Voulant se montrer visionnaire, M. Martin affirme s'inspirer de son père et compare sa promesse à la décision, dans les années 1960, de créer le système public de santé canadien.

«Si Tommy Douglas, ou mon père, ou Lester Pearson avaient dit: "Je vais vous donner 25 piastres, et débrouillez-vous", on n'aurait pas eu l'assurance maladie», a dit le chef libéral lors de son passage de quelques heures à l'Île-du-Prince-Édouard.

Plus tôt en journée, il s'appliquait à se distinguer des conservateurs. «Nous, on offre le modèle québécois, sauf qu'on offre ce modèle québécois selon les circonstances des provinces au niveau pancanadien, expliquait M. Martin, lors d'un point de presse à Saint-Jean, au Nouveau-Brunswick. M. Harper, tout ce qu'il offre, c'est des boîtes qui sont vides et de l'argent qu'on peut dépenser n'importe où.»

Lundi, M. Harper dévoilait son plan pour aider les familles à subvenir à leurs besoins en service de garde. Plutôt que de créer un réseau national de garderies comme le veut le Parti libéral, les conservateurs préfèrent «laisser le choix aux parents» en offrant une allocation de 1200 $ par année, par enfant de moins de six ans, à un parent qui reste à la maison pour s'occuper à temps plein de ses rejetons.

Ils s'engagent aussi à verser 250 millions par année, sous forme de crédits d'impôt, afin de créer de nouvelles places en garderies.

Réagissant à la promesse de Paul Martin, M. Harper n'a pu s'empêcher de tourner les libéraux au ridicule.

«Pourquoi pas annoncer 100 milliards pour 100 ans?», a ironisé le chef conservateur, de passage à Terre-Neuve et Labrador.

Pour une autre journée, M. Martin a continué à s'attaquer à M. Harper, soulignant la polarisation des opinions dans les deux camps.
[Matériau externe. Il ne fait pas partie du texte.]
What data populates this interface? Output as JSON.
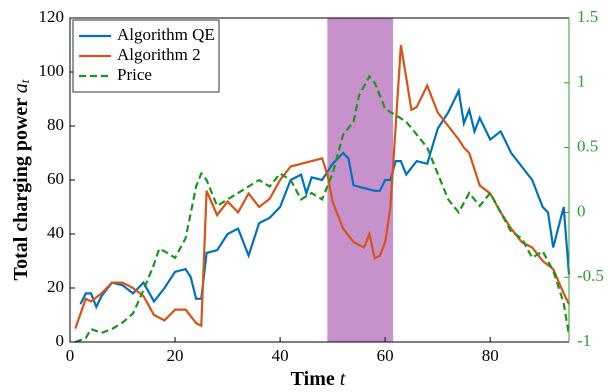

Il s'est défendu cependant de vouloir dépeindre le chef conservateur comme un monstre effrayant. «Je n'ai qu'à laisser parler les faits», a noté le chef libéral.

De son côté, le chef du Bloc québécois, Gilles Duceppe, a bien accueilli l'annonce libérale sur les garderies. «On est tout à fait d'accord pour qu'il y ait un programme qui va dans le sens de ce que le Québec a fait», a-t-il affirmé lors d'un point de presse à Montréal.
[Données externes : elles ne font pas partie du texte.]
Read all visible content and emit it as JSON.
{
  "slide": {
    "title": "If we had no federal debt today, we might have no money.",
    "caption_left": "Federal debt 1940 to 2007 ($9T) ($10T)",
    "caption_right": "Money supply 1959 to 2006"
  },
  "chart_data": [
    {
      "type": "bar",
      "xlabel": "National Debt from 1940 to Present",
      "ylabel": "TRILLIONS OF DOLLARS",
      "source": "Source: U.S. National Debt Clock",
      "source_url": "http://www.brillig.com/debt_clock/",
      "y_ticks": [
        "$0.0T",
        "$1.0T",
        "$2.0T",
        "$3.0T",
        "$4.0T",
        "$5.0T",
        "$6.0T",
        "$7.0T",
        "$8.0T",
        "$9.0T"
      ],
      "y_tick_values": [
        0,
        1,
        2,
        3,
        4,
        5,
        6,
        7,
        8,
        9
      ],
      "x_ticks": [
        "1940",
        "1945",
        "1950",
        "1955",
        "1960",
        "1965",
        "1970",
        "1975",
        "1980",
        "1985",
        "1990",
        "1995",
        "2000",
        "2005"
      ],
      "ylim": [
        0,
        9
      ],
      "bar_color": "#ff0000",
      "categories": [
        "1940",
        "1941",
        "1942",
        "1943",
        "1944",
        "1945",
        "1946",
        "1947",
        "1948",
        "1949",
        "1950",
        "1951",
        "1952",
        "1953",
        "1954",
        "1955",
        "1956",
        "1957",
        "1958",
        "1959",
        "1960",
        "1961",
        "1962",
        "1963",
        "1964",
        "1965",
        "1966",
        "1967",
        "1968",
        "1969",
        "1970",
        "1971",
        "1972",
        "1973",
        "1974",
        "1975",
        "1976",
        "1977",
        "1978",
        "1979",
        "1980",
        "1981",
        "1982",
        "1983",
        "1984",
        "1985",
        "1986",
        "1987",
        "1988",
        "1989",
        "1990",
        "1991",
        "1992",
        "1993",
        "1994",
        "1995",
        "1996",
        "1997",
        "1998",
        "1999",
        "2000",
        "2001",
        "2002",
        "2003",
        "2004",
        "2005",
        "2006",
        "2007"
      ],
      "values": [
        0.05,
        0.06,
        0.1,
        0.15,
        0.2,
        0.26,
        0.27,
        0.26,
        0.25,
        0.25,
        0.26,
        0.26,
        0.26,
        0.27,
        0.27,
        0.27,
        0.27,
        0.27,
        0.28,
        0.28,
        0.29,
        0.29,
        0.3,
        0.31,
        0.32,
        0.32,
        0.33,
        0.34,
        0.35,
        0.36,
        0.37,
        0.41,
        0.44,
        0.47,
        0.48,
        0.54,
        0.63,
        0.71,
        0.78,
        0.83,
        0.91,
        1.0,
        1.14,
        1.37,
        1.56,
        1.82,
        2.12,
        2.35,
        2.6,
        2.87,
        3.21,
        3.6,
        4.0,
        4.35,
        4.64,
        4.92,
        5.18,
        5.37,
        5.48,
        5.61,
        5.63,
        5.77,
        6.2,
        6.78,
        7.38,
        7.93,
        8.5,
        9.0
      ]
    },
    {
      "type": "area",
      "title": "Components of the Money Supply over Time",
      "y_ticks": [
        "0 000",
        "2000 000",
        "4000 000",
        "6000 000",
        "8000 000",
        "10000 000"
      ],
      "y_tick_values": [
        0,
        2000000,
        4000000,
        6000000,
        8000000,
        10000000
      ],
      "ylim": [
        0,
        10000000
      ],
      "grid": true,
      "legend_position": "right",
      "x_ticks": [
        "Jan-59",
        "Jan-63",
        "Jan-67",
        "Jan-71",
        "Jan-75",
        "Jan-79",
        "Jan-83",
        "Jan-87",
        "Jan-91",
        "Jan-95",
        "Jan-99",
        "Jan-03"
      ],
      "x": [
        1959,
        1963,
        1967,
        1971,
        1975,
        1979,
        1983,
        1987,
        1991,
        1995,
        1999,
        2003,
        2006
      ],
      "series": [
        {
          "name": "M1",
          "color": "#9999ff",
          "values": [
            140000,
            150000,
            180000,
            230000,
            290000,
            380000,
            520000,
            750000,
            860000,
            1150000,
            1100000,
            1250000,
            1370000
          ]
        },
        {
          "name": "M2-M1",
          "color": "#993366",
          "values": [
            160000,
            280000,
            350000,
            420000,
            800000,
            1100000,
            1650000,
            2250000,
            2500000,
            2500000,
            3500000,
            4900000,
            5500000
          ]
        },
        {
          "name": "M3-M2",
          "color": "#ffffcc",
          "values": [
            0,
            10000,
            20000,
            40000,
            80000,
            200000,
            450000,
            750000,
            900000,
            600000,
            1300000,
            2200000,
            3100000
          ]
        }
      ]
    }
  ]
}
M. Duceppe a toutefois souligné que l'engagement de M. Martin ne réglait pas «la question de la fiscalité» pour les familles québécoises.

Le Bloc soutient en effet qu'Ottawa économise 250 millions par année en versant moins de crédits d'impôts pour frais de garde aux contribuables québécois, qui paient moins pour ces services que les autres Canadiens.